Leading Israeli venture capital firm Viola Ventures has announced the closing of its sixth fund, which hit its hard cap and was oversubscribed, weighing in at $250 million. The fund’s closure has raised Viola’s total assets under management to $1.25 billion.
“It’s not only important to invest in high-performing companies but to invest in them early,” said Danny Cohen, general partner at Viola Ventures. “Our track record proves that we know how to identify outstanding teams, aggressively be the first money, and then support them to unicorn status and beyond. We are confident that our sixth fund will help grow the next generation of market leaders.”

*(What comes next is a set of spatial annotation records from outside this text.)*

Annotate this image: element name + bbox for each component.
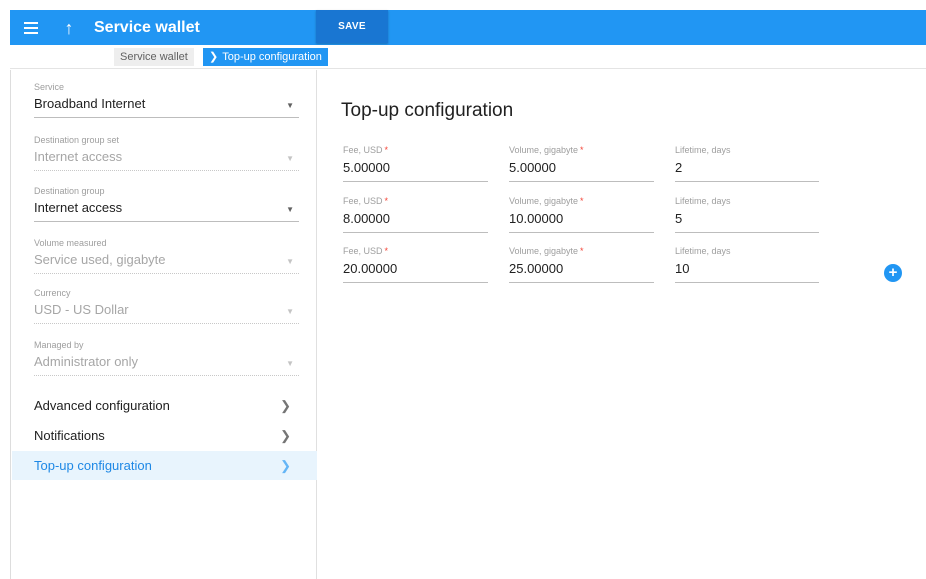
volume-measured-value-text: Service used, gigabyte — [34, 252, 166, 267]
managed-by-value-text: Administrator only — [34, 354, 139, 369]
destination-group-value[interactable]: Internet access ▼ — [34, 199, 299, 222]
destination-group-set-value: Internet access ▼ — [34, 148, 299, 171]
fee-label: Fee, USD * — [343, 145, 488, 156]
app-header: ↑ Service wallet SAVE — [10, 10, 926, 45]
fee-label-text: Fee, USD — [343, 145, 383, 155]
fee-field[interactable]: Fee, USD * 5.00000 — [343, 145, 488, 182]
page-title: Top-up configuration — [341, 100, 514, 121]
volume-measured-label: Volume measured — [34, 238, 107, 248]
volume-label-text: Volume, gigabyte — [509, 246, 579, 256]
volume-field[interactable]: Volume, gigabyte * 10.00000 — [509, 196, 654, 233]
breadcrumb: Service wallet ❯ Top-up configuration — [10, 45, 926, 69]
currency-select: Currency USD - US Dollar ▼ — [34, 288, 299, 324]
fee-label-text: Fee, USD — [343, 196, 383, 206]
fee-label: Fee, USD * — [343, 196, 488, 207]
fee-input[interactable]: 8.00000 — [343, 210, 488, 233]
dropdown-arrow-icon[interactable]: ▼ — [286, 201, 294, 219]
required-marker: * — [384, 196, 389, 206]
menu-icon[interactable] — [24, 18, 44, 38]
service-value-text: Broadband Internet — [34, 96, 146, 111]
currency-label: Currency — [34, 288, 71, 298]
volume-label: Volume, gigabyte * — [509, 196, 654, 207]
currency-value: USD - US Dollar ▼ — [34, 301, 299, 324]
settings-sidebar: Service Broadband Internet ▼ Destination… — [10, 70, 317, 579]
breadcrumb-current: ❯ Top-up configuration — [203, 48, 328, 66]
fee-input[interactable]: 20.00000 — [343, 260, 488, 283]
breadcrumb-current-label: Top-up configuration — [222, 51, 322, 63]
dropdown-arrow-icon: ▼ — [286, 257, 294, 266]
nav-label: Notifications — [34, 428, 105, 443]
volume-measured-select: Volume measured Service used, gigabyte ▼ — [34, 238, 299, 274]
required-marker: * — [384, 145, 389, 155]
nav-label: Advanced configuration — [34, 398, 170, 413]
volume-measured-value: Service used, gigabyte ▼ — [34, 251, 299, 274]
managed-by-select: Managed by Administrator only ▼ — [34, 340, 299, 376]
service-value[interactable]: Broadband Internet ▼ — [34, 95, 299, 118]
lifetime-field[interactable]: Lifetime, days 10 — [675, 246, 819, 283]
chevron-right-icon: ❯ — [280, 458, 291, 473]
volume-label-text: Volume, gigabyte — [509, 196, 579, 206]
chevron-right-icon: ❯ — [280, 428, 291, 443]
managed-by-label: Managed by — [34, 340, 84, 350]
app-title: Service wallet — [94, 18, 200, 36]
volume-input[interactable]: 5.00000 — [509, 159, 654, 182]
nav-top-up-configuration[interactable]: Top-up configuration ❯ — [12, 451, 317, 480]
lifetime-input[interactable]: 5 — [675, 210, 819, 233]
volume-field[interactable]: Volume, gigabyte * 25.00000 — [509, 246, 654, 283]
dropdown-arrow-icon: ▼ — [286, 307, 294, 316]
volume-input[interactable]: 25.00000 — [509, 260, 654, 283]
arrow-up-icon[interactable]: ↑ — [60, 18, 78, 38]
nav-notifications[interactable]: Notifications ❯ — [12, 421, 317, 450]
fee-label: Fee, USD * — [343, 246, 488, 257]
required-marker: * — [384, 246, 389, 256]
lifetime-label: Lifetime, days — [675, 196, 731, 206]
add-row-icon[interactable]: + — [884, 264, 902, 282]
managed-by-value: Administrator only ▼ — [34, 353, 299, 376]
volume-label: Volume, gigabyte * — [509, 145, 654, 156]
nav-label: Top-up configuration — [34, 458, 152, 473]
lifetime-input[interactable]: 2 — [675, 159, 819, 182]
destination-group-select[interactable]: Destination group Internet access ▼ — [34, 186, 299, 222]
required-marker: * — [580, 145, 584, 155]
destination-group-label: Destination group — [34, 186, 105, 196]
required-marker: * — [580, 246, 584, 256]
fee-input[interactable]: 5.00000 — [343, 159, 488, 182]
dropdown-arrow-icon: ▼ — [286, 359, 294, 368]
lifetime-label: Lifetime, days — [675, 246, 731, 256]
service-select[interactable]: Service Broadband Internet ▼ — [34, 82, 299, 118]
fee-label-text: Fee, USD — [343, 246, 383, 256]
save-button[interactable]: SAVE — [316, 10, 388, 43]
destination-group-set-label: Destination group set — [34, 135, 120, 145]
lifetime-label: Lifetime, days — [675, 145, 731, 155]
service-label: Service — [34, 82, 65, 92]
destination-group-value-text: Internet access — [34, 200, 123, 215]
dropdown-arrow-icon: ▼ — [286, 154, 294, 163]
chevron-right-icon: ❯ — [209, 51, 219, 63]
destination-group-set-select: Destination group set Internet access ▼ — [34, 135, 299, 171]
lifetime-input[interactable]: 10 — [675, 260, 819, 283]
nav-advanced-configuration[interactable]: Advanced configuration ❯ — [12, 391, 317, 420]
breadcrumb-parent[interactable]: Service wallet — [114, 48, 194, 66]
destination-group-set-value-text: Internet access — [34, 149, 123, 164]
volume-input[interactable]: 10.00000 — [509, 210, 654, 233]
currency-value-text: USD - US Dollar — [34, 302, 129, 317]
lifetime-field[interactable]: Lifetime, days 2 — [675, 145, 819, 182]
dropdown-arrow-icon[interactable]: ▼ — [286, 97, 294, 115]
volume-label: Volume, gigabyte * — [509, 246, 654, 257]
volume-field[interactable]: Volume, gigabyte * 5.00000 — [509, 145, 654, 182]
chevron-right-icon: ❯ — [280, 398, 291, 413]
fee-field[interactable]: Fee, USD * 8.00000 — [343, 196, 488, 233]
required-marker: * — [580, 196, 584, 206]
volume-label-text: Volume, gigabyte — [509, 145, 579, 155]
fee-field[interactable]: Fee, USD * 20.00000 — [343, 246, 488, 283]
lifetime-field[interactable]: Lifetime, days 5 — [675, 196, 819, 233]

In 2021, Israel’s tech sector broke new ground and raised an unprecedented $25b., according to a report from Startup Nation Central, a nonprofit organization that catalyzes growth opportunities by bringing Israeli tech innovation to global business and societal challenges. During the record-breaking year, Viola Ventures also shared in the success. Eight of its portfolio companies reached unicorn status, with one company, app technology developer ironSource, achieving decacorn status by going public at an $11b. valuation.
“The Israeli ecosystem has shattered its own glass ceiling reaching 60 unicorns, 33 of them in the last 12 months. Viola Ventures invested less than 0.5% of the capital deployed in Israel in 2021 and has ~15% of Israel’s total unicorns,” said Omry Ben David, general partner at Viola Ventures. “The Israeli tech ecosystem is definitely evolving. Israeli entrepreneurs have growing aspirations and we are seeing more Israeli companies going public and staying independent, thus controlling their own destiny for longer.”
With the new fund, Viola Ventures intends to continue investing in fintech, AI and deep tech, and to give attention to digital health, SaaS 3.0, cybersecurity and Web 3.0. Recently, the fund promoted then-principal Yael Alroy to partner, alongside Jeff Shapiro, another recent addition from the executive search industry.
Prof. Moshe Zviran, dean of the Coller School of Management, commented on the Start-up Nation’s meteoric growth in the last calendar year, “Money is flowing into this country. First of all because there’s a lot of money in the market, and secondly– if you look at the success of Israeli companies, you realize that there has been a kind of shift to a Scale-Up Nation.
“If you look at what’s happening in Israel, you’ll see that more and more companies have led VCs to good or excellent return on investment,” added Zviran. “This isn’t just attributed to luck. The investors realize that this is the best source for talent. Israel is known for its talent.”